ROMA, LA CITTà€ È UN VIDEOGIOCO
Pulp Roma di Tommaso Pincio è un libro (ma l’autore lo definisce “un libercolo”) strano. (Lo pubblica Il Saggiatore, pagg. 140, euro 12). Di che cosa parla? Direi subito: questo è un libro autobiografico, la storia raccontata in modo non lineare di Tommaso Pincio, della sua istruzione, del suo modo di vivere, di leggere, andare al cinema e soprattutto di vedere quella multiforme città che chiamiamo Roma. “Da Caravaggio a Fellini e Pasolini, tutti coloro che sono giunti nella mia millenaria città cogliendone l’essenza più vera (che non è certo la Chiesa né lo sono i quattro avanzi rimasti delle vestigia imperiali) hanno finito per ritrarla come un luogo di sozzura e indolenza morale, un bordello a cielo aperto”.
Ma c’è, verrebbe da aggiungere, bordello e bordello.

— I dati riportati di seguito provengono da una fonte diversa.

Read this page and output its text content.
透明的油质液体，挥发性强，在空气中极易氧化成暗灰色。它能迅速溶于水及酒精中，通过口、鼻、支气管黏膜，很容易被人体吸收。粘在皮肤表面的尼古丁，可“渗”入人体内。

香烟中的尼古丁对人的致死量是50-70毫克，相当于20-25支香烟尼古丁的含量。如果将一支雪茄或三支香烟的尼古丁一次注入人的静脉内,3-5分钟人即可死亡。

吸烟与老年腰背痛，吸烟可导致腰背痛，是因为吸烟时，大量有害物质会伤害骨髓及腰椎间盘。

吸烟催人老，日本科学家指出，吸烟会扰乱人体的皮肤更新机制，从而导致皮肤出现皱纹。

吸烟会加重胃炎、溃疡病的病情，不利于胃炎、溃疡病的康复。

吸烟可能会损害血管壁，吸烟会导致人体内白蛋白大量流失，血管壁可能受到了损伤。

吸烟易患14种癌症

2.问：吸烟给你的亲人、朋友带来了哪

Pincio pone al passato remoto il film di Fellini divenuto proverbiale anche di un modo di essere (o di sognare di essere) La dolce vita e nota che un film lo si dovrebbe vedere quando esce: vederlo dopo, magari per banali ragioni anagrafiche, è irrimediabilmente un’altra cosa. Ne discende un corollario: che ognuno di passato ha il suo personale e
il resto non conta. Non potendosi dunque allineare sulle coordinate della Dolce vita, l’autore preferisce far sue quelle, ben più a lui congeniali, di Blade Runner: il futuro è una catastrofe, tra uomo e androide la linea si fa sempre più sottile. Il passato esiste solo come rovina. Ecco allora che Pincio disegna la sua Roma in una pulp fiction che vede la presa dei poteri da parte dei cinesi. Inevitabilmente i cinesi gestiscono un bordello e governano l’Excelsior, trasformato in condominio, dove si può ora dormire con cento euro. L’Excelsior è l’albergo che domina Via Veneto, la strada della Dolce vita, ma è anche il grande albergo dove ha deciso di togliersi la vita Kurt Cobain la rockstar a cui Pincio ha dedicato un libro.
Torniamo al racconto. Il protagonista fa un po’ tenerezza: per far colpo sul boss cinese dice d’essere un giornalista free lance. In realtà non combina nulla e si ritrova pieno di debiti di gioco tra il reale e il virtuale e “fidanzato” con una puttana cinese che è una macchina di piacere e di morte. Roma è ormai diventata il fantasma di se stessa: si direbbe che sia pronta per essere incendiata. Pincio legge dunque la sua città attraverso la proiezione dei suoi pensieri. Talvolta sono pensieri letterari, come quando immagina il misterioso commissario Acaba che occupa l’ufficio del gaddiano Ingravallo, a via Santo Stefano del Cacco, o ripercorre le fobie di Freud che non si decideva a raggiungere Roma.
Altre volte delineano una sorta di svagata filosofia che consiste nell’andare un po’ alla deriva seguendo l’impulso e le personali convenienze del momento. Fellini aveva visto Roma attraverso i malinconici baccanali della classe colta e ricca (La dolce vita)
e le abbuffate di quella popolare (Roma), Pasolini aveva scoperto la vitalità cialtrona dei ragazzi di vita, la loro tenerezza e la loro violenza. Pincio scopre soprattutto se stesso e questa solitudine lo avvicina idealmente, secondo me almeno, all’autarchico Nanni Moretti. Anche Moretti usa molto Roma, ma ne fa un supporto per le sue indagini che sempre vedono al centro lui e la sua complessa, splendida e nevrotica insieme, gioia (noia?) di vivere.
Quella di Pincio è però una Roma popolata di fantasmi, più che di persone o di folle, come accade in una città . Il “libercolo” accoglie anche fumetti. È un ibrido pieno di link. Che alla fine sia la traduzione cartacea di un videogioco?